Materials: Neuropsychological instruments and the g-ICA protocol. Sixteen patients with M-NCD and 15 patients with m-NCD were enrolled. Eleven patients with M-NCD merely receiving daily care were used as a control group.

Method: The protocol was arranged in in the Oasi Research Institute and is based on the principles of the central role of the patient and the mediation pedagogy. The intervention was carried-out by a neuropsychologist with daily group sessions over a period of two months. Cognitive functions stimulated were: global functions (everyday), ideomotor praxis (Monday, Thursday), visual, auditory and spatial memory (Monday, Friday), auditory and visual selective attention (Tuesday, Thursday), verbal language (Tuesday, Friday), and constructional praxis, semantic memory, ecological problem solving (Wednesday). Neuropsychological assessment was performed at baseline and after the completion of the program.

Results: General cognitive functioning, attention, ideomotor praxis and visual memory scores were found to be significantly increased in all patients. Beneficial and significant effects were also found for constructive praxis in M-NCD and for executive functioning in m-NCD. All areas of the language function ameliorated in m-NCD and partially (syntax-grammar comprehension) in M-NCD.

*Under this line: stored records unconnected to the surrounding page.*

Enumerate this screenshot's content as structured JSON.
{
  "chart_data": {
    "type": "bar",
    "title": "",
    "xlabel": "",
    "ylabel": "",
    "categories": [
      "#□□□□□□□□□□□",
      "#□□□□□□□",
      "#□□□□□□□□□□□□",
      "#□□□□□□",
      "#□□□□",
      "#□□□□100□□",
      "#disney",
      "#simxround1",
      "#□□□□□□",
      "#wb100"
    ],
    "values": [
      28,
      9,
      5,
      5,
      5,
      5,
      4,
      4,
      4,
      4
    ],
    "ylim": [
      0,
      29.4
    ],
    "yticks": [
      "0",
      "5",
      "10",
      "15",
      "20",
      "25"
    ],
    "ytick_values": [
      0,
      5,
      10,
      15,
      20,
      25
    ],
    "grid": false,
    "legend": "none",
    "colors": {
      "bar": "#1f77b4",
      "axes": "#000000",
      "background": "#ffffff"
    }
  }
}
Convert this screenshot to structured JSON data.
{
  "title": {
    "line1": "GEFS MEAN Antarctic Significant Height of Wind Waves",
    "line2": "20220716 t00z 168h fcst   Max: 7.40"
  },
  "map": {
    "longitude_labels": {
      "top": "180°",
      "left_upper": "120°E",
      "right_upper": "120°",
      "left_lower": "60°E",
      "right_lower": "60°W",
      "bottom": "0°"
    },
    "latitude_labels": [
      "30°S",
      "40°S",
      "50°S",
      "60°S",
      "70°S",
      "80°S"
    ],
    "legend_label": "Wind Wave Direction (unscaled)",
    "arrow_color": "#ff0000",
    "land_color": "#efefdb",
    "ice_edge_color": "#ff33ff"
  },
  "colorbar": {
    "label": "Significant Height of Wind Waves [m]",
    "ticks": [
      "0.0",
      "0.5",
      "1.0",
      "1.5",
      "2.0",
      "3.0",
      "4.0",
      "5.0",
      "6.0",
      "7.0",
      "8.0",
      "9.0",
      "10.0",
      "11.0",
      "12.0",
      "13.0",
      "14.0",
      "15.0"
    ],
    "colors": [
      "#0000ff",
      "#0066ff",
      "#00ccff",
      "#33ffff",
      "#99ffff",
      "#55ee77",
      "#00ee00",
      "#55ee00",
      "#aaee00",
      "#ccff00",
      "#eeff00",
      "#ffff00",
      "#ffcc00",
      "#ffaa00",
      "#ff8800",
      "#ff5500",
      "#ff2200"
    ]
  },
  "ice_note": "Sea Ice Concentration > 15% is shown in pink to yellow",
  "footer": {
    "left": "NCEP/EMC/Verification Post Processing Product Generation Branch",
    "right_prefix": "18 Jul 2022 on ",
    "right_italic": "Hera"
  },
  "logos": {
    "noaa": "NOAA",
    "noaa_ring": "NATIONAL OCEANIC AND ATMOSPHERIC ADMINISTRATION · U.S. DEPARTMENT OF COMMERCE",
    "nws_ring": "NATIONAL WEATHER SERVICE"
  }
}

Discussion: Our findings seem to indicate that g-ICA might induce beneficial effects on the general cognitive functioning and other specific functions in patients with both m-NCD and M-NCD.

Conclusions: The limited efficacy of drug therapy and the plasticity of human central nervous system are the main reasons that explain the growing interest in rehabilitation¹. This kind of treatment is cost-effective and can be easily implemented in a hospital setting.

BPSD severity in Alzheimer’s disease is independent from vascular impairment and white matter lesions burden

R. Bove¹, A. Giuliani², V. Pavino¹, V. Guglielmi³, C. Rossi³, M.C. Massimetti¹, C. Iani¹, L. Vaianella⁴, C. Masullo³, A. Bizzarro³

¹Neurology, S. Eugenio Hospital (Roma)

²Environment and Health, National Institute of Health (Roma)

³Neuroscience, Catholic University (Roma)

⁴Cellular Biology and Neuroscience, National Institute of Health (Roma)

Background and objective: BPSD affected almost all AD patients, decreasing quality of life for patients and caregivers. Understanding pathogenetic background and risk factors is the primary step to a better BPSD management [1]. The aim of this study was to analyze a possible relationship between BPSD severity and vascular, genetic and cognitive variables.

Subjects and methods: 135 patients diagnosed as Probable AD, according to NINCS-ADRDA criteria, were enrolled from two different Alzheimer Unit (Catholic University of Rome and Sant’Eugenio Hospital). Each subject underwent: clinical/instrumental examination (including brain MRI), neuropsychological evaluation (including MMSE), behavioural assessment (NPI). Modified Fazekas Scale (FS) and Hachinski Ischemic Score (HIS) were applied to the whole sample in order to analyze the white matter lesions burden and the global vascular impairment. ApoE genotype was analyzed in 92 patients. Data analysis was obtained by Spearman correlation coefficient and by Principal component analysis.

Results: Demographic and clinical characteristics of the whole sample were: mean age = 74.5±7.16 ys, female/male ratio=1,14, mean MMSE Score = 18.6±4.80, mean FS = 1.14±0.86, mean HIS = 2.82±2.08. Patients were stratified, according to the presence/absence of at least one e4 allele in ApoE4 carriers (44) and non carriers (48). BPSD severity (estimated by NPI total score) was independent from cognitive impairment (MMSE), vascular impairment (HIS), white matter lesions (FS) and ApoE status.

Conclusions: Our data do not confirm a possible role for vascular impairment in BPSD pathogenesis as previously reported [2]. In order to better evaluate BPSD it will be necessary to analyze bio psychosocial environmental factors (taking into account that NPI is a caregiver dependent measure). Furthermore, several studies show that grouping BPSD into “clusters of symptoms” (such as depression/anxiety; delirium/hallucinations...) a relationship with different variables might be established suggesting a different role in BPSD pathogenesis for vascular, genetic and environmental factors [3].